Ukrainians went to the polls yesterday amid deepening worries about the future shape of the former Soviet republic's economy.
The sense of euphoria generated by the Orange Revolution in late 2004 -- led by the pro-Western President Viktor Yushchenko -- has long since faded, with a pickup in inflation, a near-stagnant economy and the looming threat of higher energy prices.
"There has been a modest trimming of positions," said Charles Robertson, emerging markets analyst with ING Bank in London, as international investors weigh up the possible coalition scenarios following yesterday's parliamentary elections.
After racing ahead by more than 12 percent in 2004, economic forecasters are expecting economic growth in the country to come in at between 2 percent and 3 percent this year, roughly the same as last year.
"The problem is to regain a stable growth rate," said Igor Burakovsky, director of the Kiev-based independent Institute for Economic Research and Policy and Consulting.
Ukrainian industrialists already are (loudly) griping that it won't be easy, since in the wake of a price battle earlier this year between Ukraine and Russia gas monopoly Gazprom, the cost of gas imported into Ukraine jumped from US$60 per thousand cubic meters to US$95.
For the moment, Kiev has forced the publicly owned gas company, Naftogaz, to absorb the higher gas costs rather than passing them on to consumers and public heating companies.
Private industry has, however, already taken the full effect of the hikes, and for the first time since independence, Ukrainian smokestack industry is worrying it may not be able to produce steel and chemicals at internationally competitive prices.
"If we don't get cheap energy, not all our goods can compete," said Serhy Mikheev, an Odessa-based steel trader. "And our economy needs exports to survive."
With another gas price shock widely predicted later this year, analysts are concerned that the economy could grind to a halt.
"There is such a danger," Burakovsky said.
Indeed, analysts believe that another increase in gas prices could lead to growth slumping by five percent. Meanwhile, inflation is expected to remain stuck above 10 percent this year.
At the same time, however, a sharp pickup in wages and a fall in interest rates have helped to underpin both a consumer and borrowing boom in the country.
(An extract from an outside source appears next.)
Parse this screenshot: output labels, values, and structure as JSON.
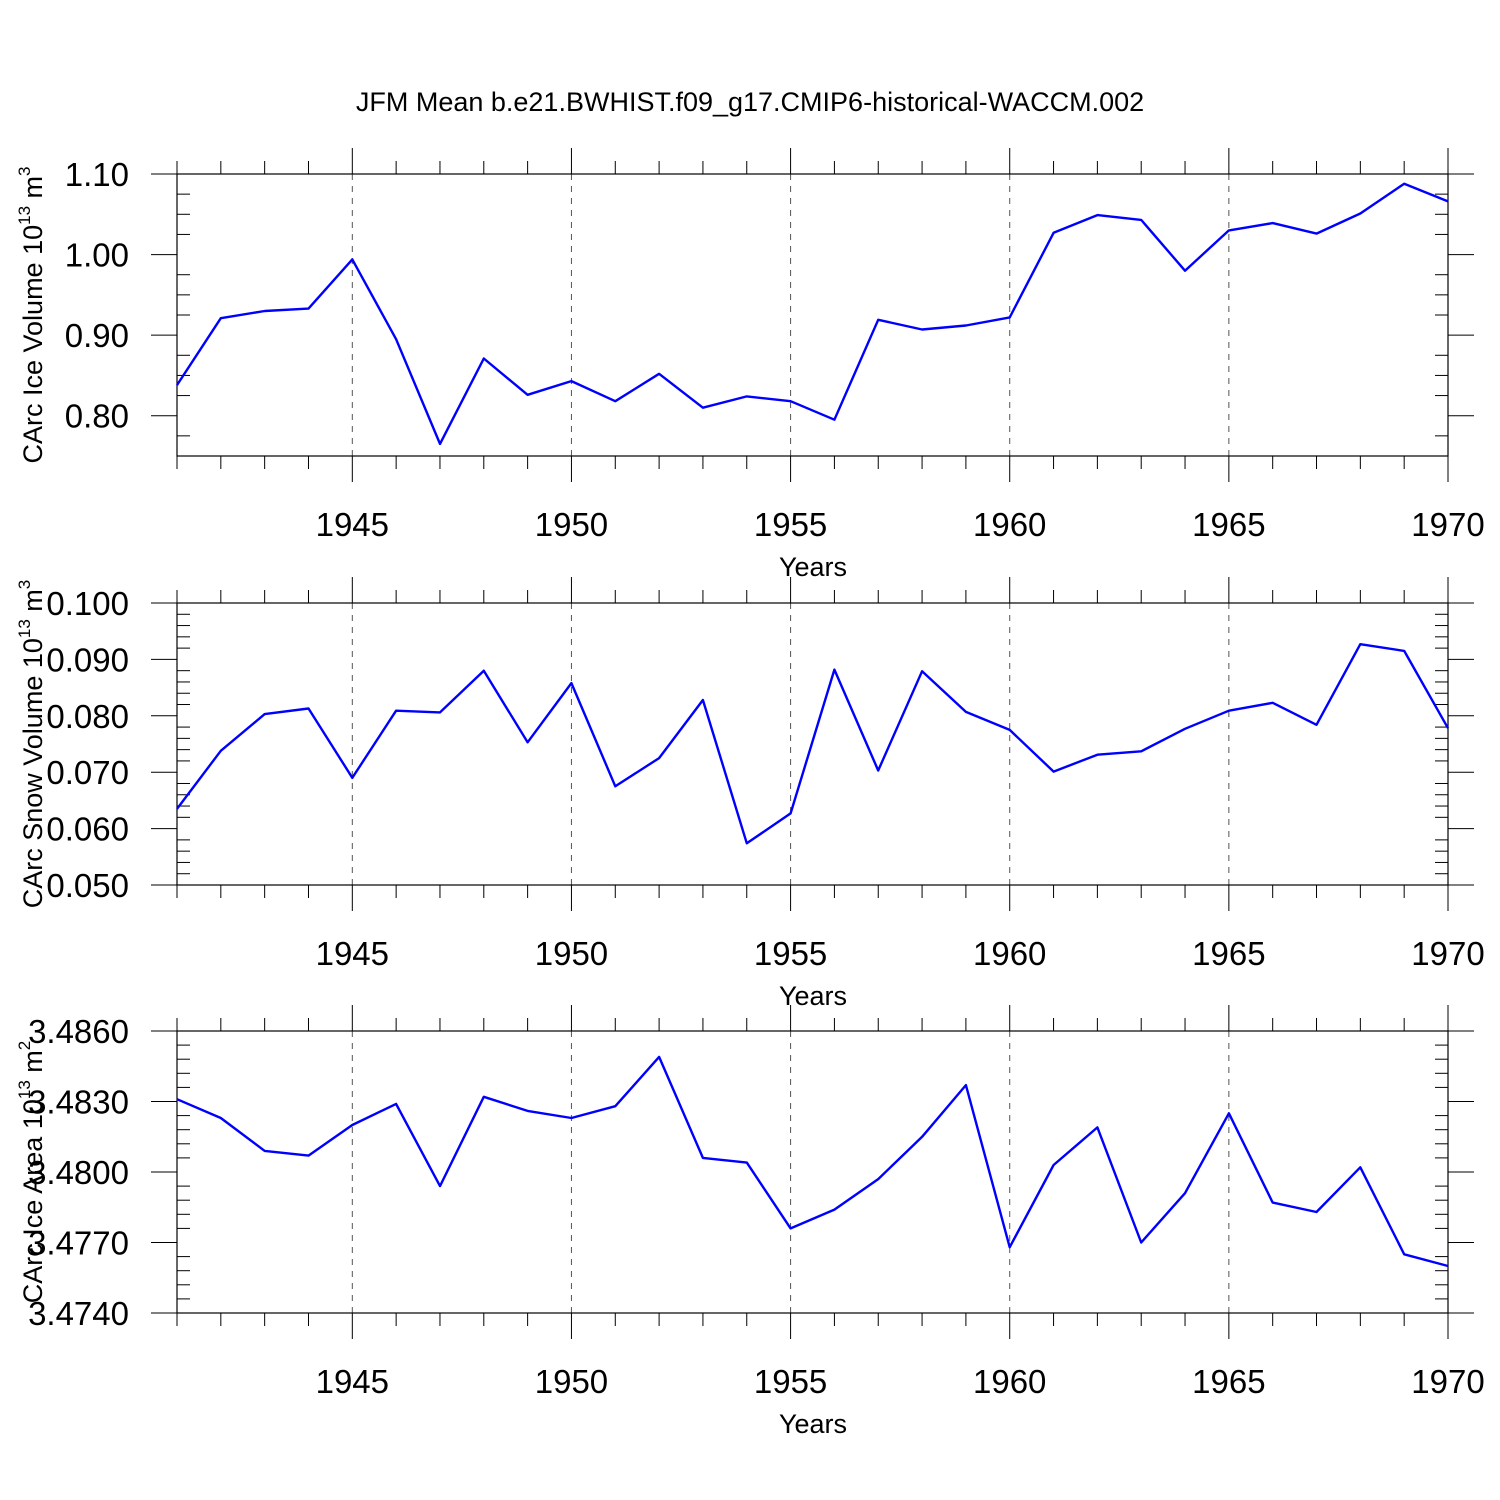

Retail sales are expected to bound ahead by more than 10 percent this year, after growing at over 11 percent last year.
Still, few of the Ukrainian electorate that took to the streets during the Orange Revolution are living better 15 months later.
As the election campaign comes down to the wire, the government's opponents are hamming one theme repeatedly: The Orange government has not lived up to its promise of improved prosperity through forging closer links to the EU.
The future of Ukraine's economy, analysts said, depends on Ukrainian President Viktor Yushchenko's ability to forge alliances with, and between, factions in the new parliament.
One option would be to lay aside differences with former prime minister and one-time Orange Revolution stalwart Julia Timoshenko to build a government.
A coalition between Timoshenko and Yushchenko's own center-right Our Ukraine Party would likely continue free market reforms.
But a cause for concern for foreign investors, and in contrast with Yushchenko, Timoshenko has made it clear that if she becomes the next prime minister, her first order of business will be the review of thousands of privatizations from the 1990s.
Another alternative would be a coalition between Our Ukraine and pro-Moscow Viktor Yanukovych, the loser in the 2004 presidential race.
Yanukovych's Regions Ukraine Party, according to polls, could take up to 30 percent of the next parliament's seats, and its pro-big business constituents would likely stand behind continued government assistance to heavy industry, the past engine of Ukrainian growth.
But Yushchenko's view of economics is far from eye-to-eye with Yanukovych's.
A former National Bank head, Yushchenko in a Thursday evening television speech made clear he wants the next parliament to continue reforms.
This includes faster and more transparent privatizations, flat and moderate corporate taxes, and a strong national currency to reduce the cost of Russian fuel imports and to promote domestic manufacturing.
Yanukovych's priorities are simpler, boiled down to their essentials focusing on giving smokestack industry all the government help it can get; among other things a super-cheap hryvna so Ukrainian steel will remain inexpensive.
Exactly how a Yushchenko-Yanukovych government might conduct more fair and open privatizations is therefore an open question. Ukraine Telecom, the Odessa port, parts of the nation's energy generation business, as well as two state banks, are still up for grabs.
Another top issue on Yushchenko's agenda is steering the nation towards WTO membership without causing additional friction with Moscow.
An even more difficult problem facing the next government is how to implement reforms -- all of which cost money -- without gutting the nation's already impoverished welfare system, thereby risking social unrest.
"The color of the new coalition will determine the speed of privatization," Burakovsky said. "Foreign investors are in a wait-and-see position."